Look, I think the All-In hosts are very smart in lots of other areas of their life. I'm not taking anything away from their accomplishments. They've done very well for themselves. That does not mean that they have somehow become criminologists or urban scholars or politicians. This is just an old-fashioned plea for basic expertise in your subject area, and they didn't have it.

Do you think that this sort of thing has been especially amplified and inflamed in San Francisco thanks to general media trends now? There are obviously a lot of folks who tune into chat podcasts instead of a legit news source, or scroll their TikTok feeds for first impressions.

Actually, I don't think so. There has always been a strain of conservatism going back, certainly past the United States, that views cities as very scary places. San Francisco has always had this reputation, and in some ways justified, whether it's the Preparedness Day bombings , the Dirty Harry films , the Zodiac killings , the Zebra killings , Jonestown . There's a long list of spectacular crimes or breakdowns in governance. These things are not made up from nowhere.

Does it matter that people are getting that information on TikTok or in a podcast versus from a Dirty Harry film or some novel? No. This is where I'm a bad tech journalist because I don't think that changing forms of the information has changed anything in terms of the content.

I think it makes some sense, because many of these tech platforms act as sped-up messengers for, in many cases, already existing sentiments.
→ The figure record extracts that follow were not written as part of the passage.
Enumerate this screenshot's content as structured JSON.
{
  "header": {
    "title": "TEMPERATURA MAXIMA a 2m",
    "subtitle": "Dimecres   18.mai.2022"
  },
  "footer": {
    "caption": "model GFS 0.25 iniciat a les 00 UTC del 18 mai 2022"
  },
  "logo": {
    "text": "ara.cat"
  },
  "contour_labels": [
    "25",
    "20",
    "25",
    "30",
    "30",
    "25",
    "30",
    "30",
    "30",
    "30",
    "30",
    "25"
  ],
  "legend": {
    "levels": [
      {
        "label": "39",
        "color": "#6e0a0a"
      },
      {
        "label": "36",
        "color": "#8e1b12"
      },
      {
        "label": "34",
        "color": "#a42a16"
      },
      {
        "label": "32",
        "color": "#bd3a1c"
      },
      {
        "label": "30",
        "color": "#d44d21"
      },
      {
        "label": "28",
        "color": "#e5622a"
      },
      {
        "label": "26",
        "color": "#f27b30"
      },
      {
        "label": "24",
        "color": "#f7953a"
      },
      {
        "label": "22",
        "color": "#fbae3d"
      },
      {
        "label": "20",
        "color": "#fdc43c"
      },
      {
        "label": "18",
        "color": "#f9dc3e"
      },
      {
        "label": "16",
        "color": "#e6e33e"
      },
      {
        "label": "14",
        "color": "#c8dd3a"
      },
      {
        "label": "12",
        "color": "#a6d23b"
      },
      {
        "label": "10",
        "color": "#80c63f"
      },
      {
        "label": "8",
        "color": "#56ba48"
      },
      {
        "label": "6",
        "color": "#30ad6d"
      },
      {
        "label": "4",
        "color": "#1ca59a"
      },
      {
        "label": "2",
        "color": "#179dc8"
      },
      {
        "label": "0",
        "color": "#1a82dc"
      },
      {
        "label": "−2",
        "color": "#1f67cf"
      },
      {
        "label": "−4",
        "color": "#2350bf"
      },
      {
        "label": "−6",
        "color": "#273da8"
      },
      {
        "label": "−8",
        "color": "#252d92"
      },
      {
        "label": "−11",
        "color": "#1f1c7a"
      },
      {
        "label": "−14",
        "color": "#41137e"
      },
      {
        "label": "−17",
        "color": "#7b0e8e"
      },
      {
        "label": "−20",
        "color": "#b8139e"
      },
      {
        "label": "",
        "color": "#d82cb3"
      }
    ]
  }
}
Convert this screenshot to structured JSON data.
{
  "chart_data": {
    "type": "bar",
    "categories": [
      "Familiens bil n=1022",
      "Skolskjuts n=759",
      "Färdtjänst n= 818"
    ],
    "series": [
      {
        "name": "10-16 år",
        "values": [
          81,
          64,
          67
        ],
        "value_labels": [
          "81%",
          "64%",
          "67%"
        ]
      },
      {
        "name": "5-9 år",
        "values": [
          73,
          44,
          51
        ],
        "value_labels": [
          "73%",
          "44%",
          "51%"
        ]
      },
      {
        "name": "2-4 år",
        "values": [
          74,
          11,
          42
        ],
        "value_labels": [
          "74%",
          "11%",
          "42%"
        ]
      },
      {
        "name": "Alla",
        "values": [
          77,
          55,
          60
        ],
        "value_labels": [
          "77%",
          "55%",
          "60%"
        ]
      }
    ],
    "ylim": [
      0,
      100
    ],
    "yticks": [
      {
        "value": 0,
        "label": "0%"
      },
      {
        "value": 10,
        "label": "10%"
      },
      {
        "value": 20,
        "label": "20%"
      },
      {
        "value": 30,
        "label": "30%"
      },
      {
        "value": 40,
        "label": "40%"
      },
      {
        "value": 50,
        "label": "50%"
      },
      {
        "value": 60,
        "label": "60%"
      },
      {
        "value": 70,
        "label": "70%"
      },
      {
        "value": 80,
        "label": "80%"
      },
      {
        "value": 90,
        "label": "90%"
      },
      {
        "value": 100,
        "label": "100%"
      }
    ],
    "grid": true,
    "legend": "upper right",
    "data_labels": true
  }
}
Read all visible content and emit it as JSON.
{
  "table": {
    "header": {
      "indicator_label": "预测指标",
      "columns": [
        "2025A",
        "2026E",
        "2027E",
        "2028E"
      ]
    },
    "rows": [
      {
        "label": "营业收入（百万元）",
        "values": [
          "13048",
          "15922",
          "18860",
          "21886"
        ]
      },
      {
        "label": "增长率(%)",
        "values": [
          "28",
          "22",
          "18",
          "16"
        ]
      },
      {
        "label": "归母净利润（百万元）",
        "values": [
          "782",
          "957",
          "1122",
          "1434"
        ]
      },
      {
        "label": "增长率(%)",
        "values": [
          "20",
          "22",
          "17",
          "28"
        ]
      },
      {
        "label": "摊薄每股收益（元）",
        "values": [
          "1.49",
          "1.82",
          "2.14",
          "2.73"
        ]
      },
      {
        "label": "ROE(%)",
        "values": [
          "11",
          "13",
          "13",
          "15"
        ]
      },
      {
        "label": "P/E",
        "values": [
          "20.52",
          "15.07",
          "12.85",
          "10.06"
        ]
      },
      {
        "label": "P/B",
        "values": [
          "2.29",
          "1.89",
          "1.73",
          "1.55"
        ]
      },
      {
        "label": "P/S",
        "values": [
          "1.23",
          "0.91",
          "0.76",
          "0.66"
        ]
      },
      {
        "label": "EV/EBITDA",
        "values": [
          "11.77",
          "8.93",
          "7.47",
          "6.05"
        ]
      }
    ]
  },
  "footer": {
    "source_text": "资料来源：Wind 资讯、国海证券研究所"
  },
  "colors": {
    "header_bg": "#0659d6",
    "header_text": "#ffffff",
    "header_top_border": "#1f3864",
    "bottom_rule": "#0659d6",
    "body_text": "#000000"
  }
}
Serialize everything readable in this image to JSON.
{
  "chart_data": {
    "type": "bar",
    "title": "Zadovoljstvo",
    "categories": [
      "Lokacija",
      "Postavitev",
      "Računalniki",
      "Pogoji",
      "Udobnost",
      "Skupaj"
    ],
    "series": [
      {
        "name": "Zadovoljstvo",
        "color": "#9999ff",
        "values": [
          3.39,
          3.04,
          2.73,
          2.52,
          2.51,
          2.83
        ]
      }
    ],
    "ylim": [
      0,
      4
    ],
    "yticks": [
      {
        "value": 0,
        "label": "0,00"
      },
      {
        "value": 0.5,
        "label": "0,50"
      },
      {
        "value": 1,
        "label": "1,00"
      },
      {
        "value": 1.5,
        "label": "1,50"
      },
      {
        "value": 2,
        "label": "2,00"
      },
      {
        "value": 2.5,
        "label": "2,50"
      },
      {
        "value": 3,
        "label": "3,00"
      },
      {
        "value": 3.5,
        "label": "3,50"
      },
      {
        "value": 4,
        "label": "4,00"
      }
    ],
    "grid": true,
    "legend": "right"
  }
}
I think it speaks to the larger arc of Bob's career, too, which is that this optimism that he started with 20 years ago dissipated into a sense that this was not the early days of a better nation. This was the middle days of the same nation we've always lived in. Not that much has changed over the past 25 years, even though some amazing pieces of technology have been invented, and a lot of people have gotten very rich. I mean, people still do drugs. People still get into interpersonal arguments. People still die on the streets. The promise was that the core of human life was somehow going to be different, and I don't see it.

I'm curious whether you've seen any other news events that have broken out of San Francisco or other cities where the initial crime fear mongering was comparable to that of what happened with Bob Lee?

I don't know of another case in which there was such a strong discrepancy between a narrative assumption and the actual underlying events—which, again, are under dispute. But in either version of the events, they had very little bearing on what people were saying. It had nothing to do with [recalled San Francisco District Attorney] Chesa Boudin .

What does the state of crime discourse look like in San Francisco these days?

Well, we have a new mayor . Things remain relatively safe. That hasn't changed. And the feeling of unpleasantness in San Francisco about human misery—people who are having some real hard, difficult times living so close to people who are making fortunes that are unbelievable—that hasn't changed. The problem is not wealthy people being forced to see those who are not doing so well. The problem is that there are a lot of people who are not doing so well.

That's not a criminal thing, though. That's a very different conversation. I get very unhappy when people conflate criminality with disorder or uncleanliness, or with people who are suffering from addictions or mental illness, or who are unhoused . Those are fundamentally different things. The criticism of the city confines those, and that bothers me from a moral perspective.

If you're trying to understand why San Francisco is an unhappy place, it's the cost of housing, and it's the inability of the city and the region to permit enough housing to be built. That's changing , but it's very, very slow and it really hurts everyone, especially those who have the least amount of money.